Adam Hochschild is a prize-winning journalist born in New York City in 1942. He has been involved in human rights work since he was a teenager, when he spent a summer in South Africa working on an antigovernment newspaper. He was also a civil rights worker in Mississippi in 1964 and joined the anti-war movement during the Vietnam War. He began his journalism career as a writer for the San Franciso Chronicle. He also spent ten years writing for leftwing publications such as Ramparts, and was a co-founder of Mother Jones in the 1970s.
His first book was a memoir, Half the Way Home: A Memoir of Father and Son (1986), a loving portrait of difficulties with his father. The Mirror at Midnight: A South African Journey 1990) was a study of the South African political system of apartheid. The Unquiet Ghost: Russians Remember Stalin (1994) details the years of the Stalin mass murders, using interviews of gulag survivors and their jailors. A collection of personal essays appeared as Finding the Trapdoor: Essays, Portraits, Travels (1997), which won the PEN/Spielvogel-Diamonstein Award for the Art of the Essay.
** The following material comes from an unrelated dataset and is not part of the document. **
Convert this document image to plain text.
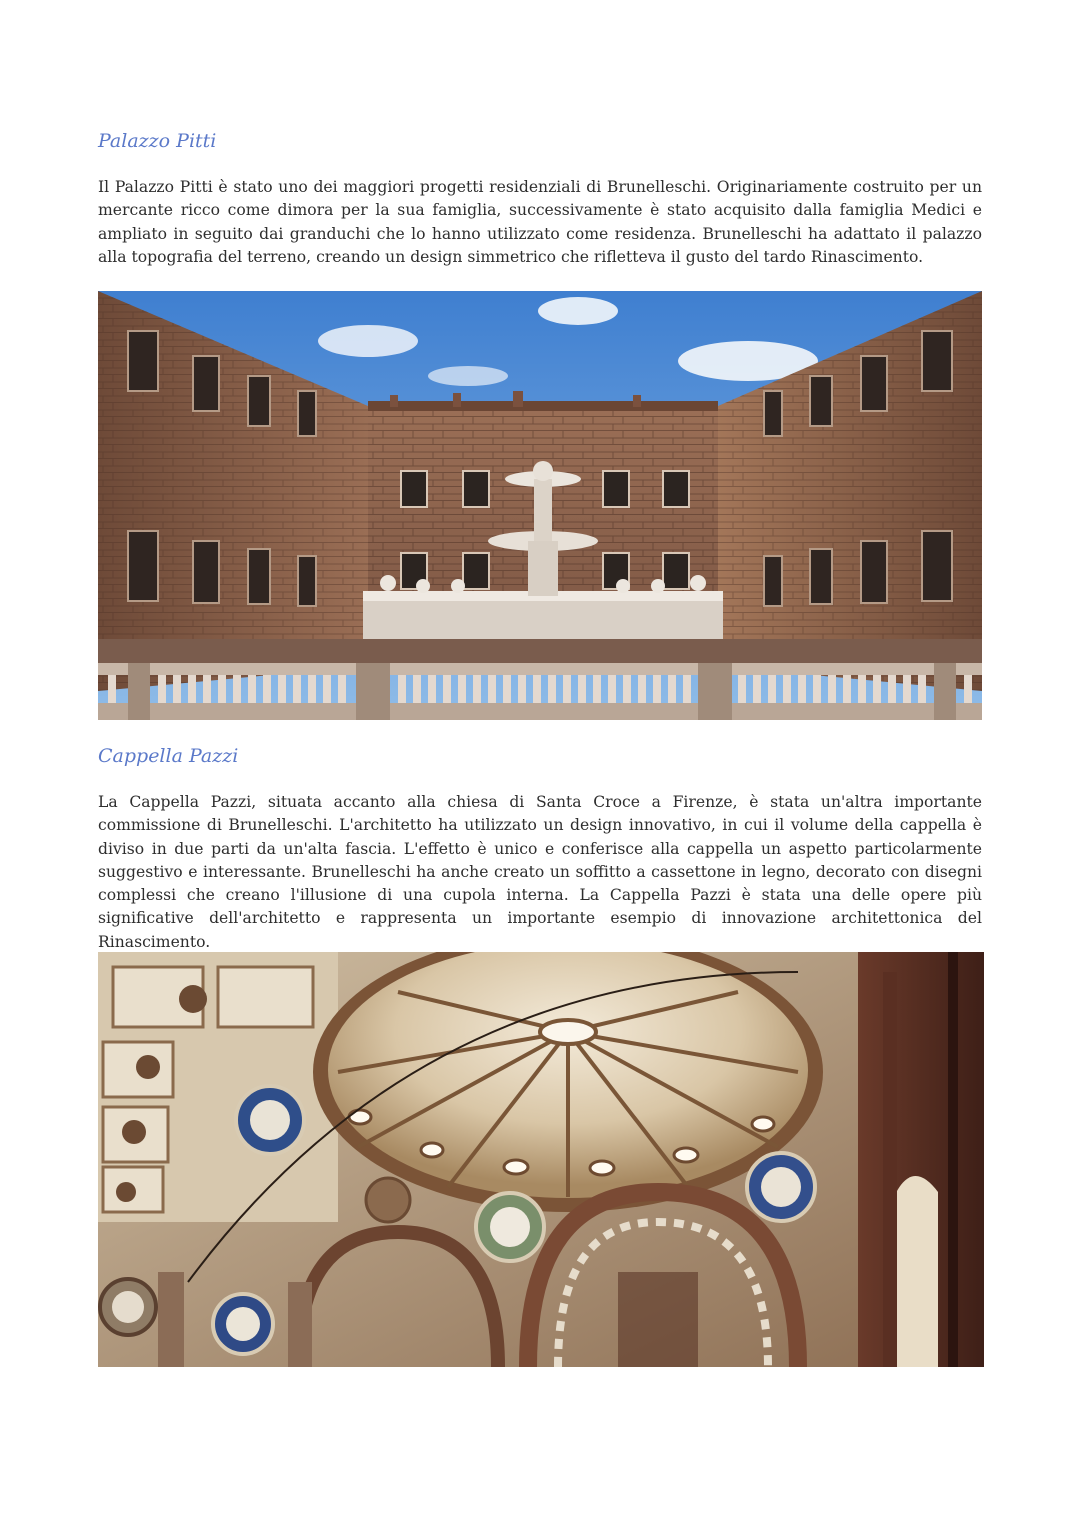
Palazzo Pitti

Il Palazzo Pitti è stato uno dei maggiori progetti residenziali di Brunelleschi. Originariamente costruito per un mercante ricco come dimora per la sua famiglia, successivamente è stato acquisito dalla famiglia Medici e ampliato in seguito dai granduchi che lo hanno utilizzato come residenza. Brunelleschi ha adattato il palazzo alla topografia del terreno, creando un design simmetrico che rifletteva il gusto del tardo Rinascimento.

Cappella Pazzi

La Cappella Pazzi, situata accanto alla chiesa di Santa Croce a Firenze, è stata un'altra importante commissione di Brunelleschi. L'architetto ha utilizzato un design innovativo, in cui il volume della cappella è diviso in due parti da un'alta fascia. L'effetto è unico e conferisce alla cappella un aspetto particolarmente suggestivo e interessante. Brunelleschi ha anche creato un soffitto a cassettone in legno, decorato con disegni complessi che creano l'illusione di una cupola interna. La Cappella Pazzi è stata una delle opere più significative dell'architetto e rappresenta un importante esempio di innovazione architettonica del Rinascimento.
King Leopold’s Ghost: A Story of Greed, Terror, and Heroism in Colonial Africa (1998) won the Duff Cooper Prize in Britain, the Mark Lynton History Prize and the J. Anthony Lucas Award in the United States, and was a finalist for the 1998 National Book Critics Circle Award. The antislavery movement in England is the subject of Bury the Chains: Prophets and Rebels in the Fight to Free the Empire’s Slaves (2005). To End All Wars: A Story of Loyalty and Rebellion, 1914-1918 (2011) speaks of the anti-war critics who were jailed for opposing World War I, one of the costliest wars in history.
Hochschild writes for Harper’s Magazine, the New Yorker, the New York Review of Books, the New York Times Magazine, and the Nation. He has been a commentator on “All Things Considered” for National Public Radio. He was a Fullbright Lecturer in India and now teaches at the Berkeley Graduate School of Journalism. He lives in San Francisco with his wife, sociologist, Arlie Russell Hochschild. They have two sons and two granddaughters.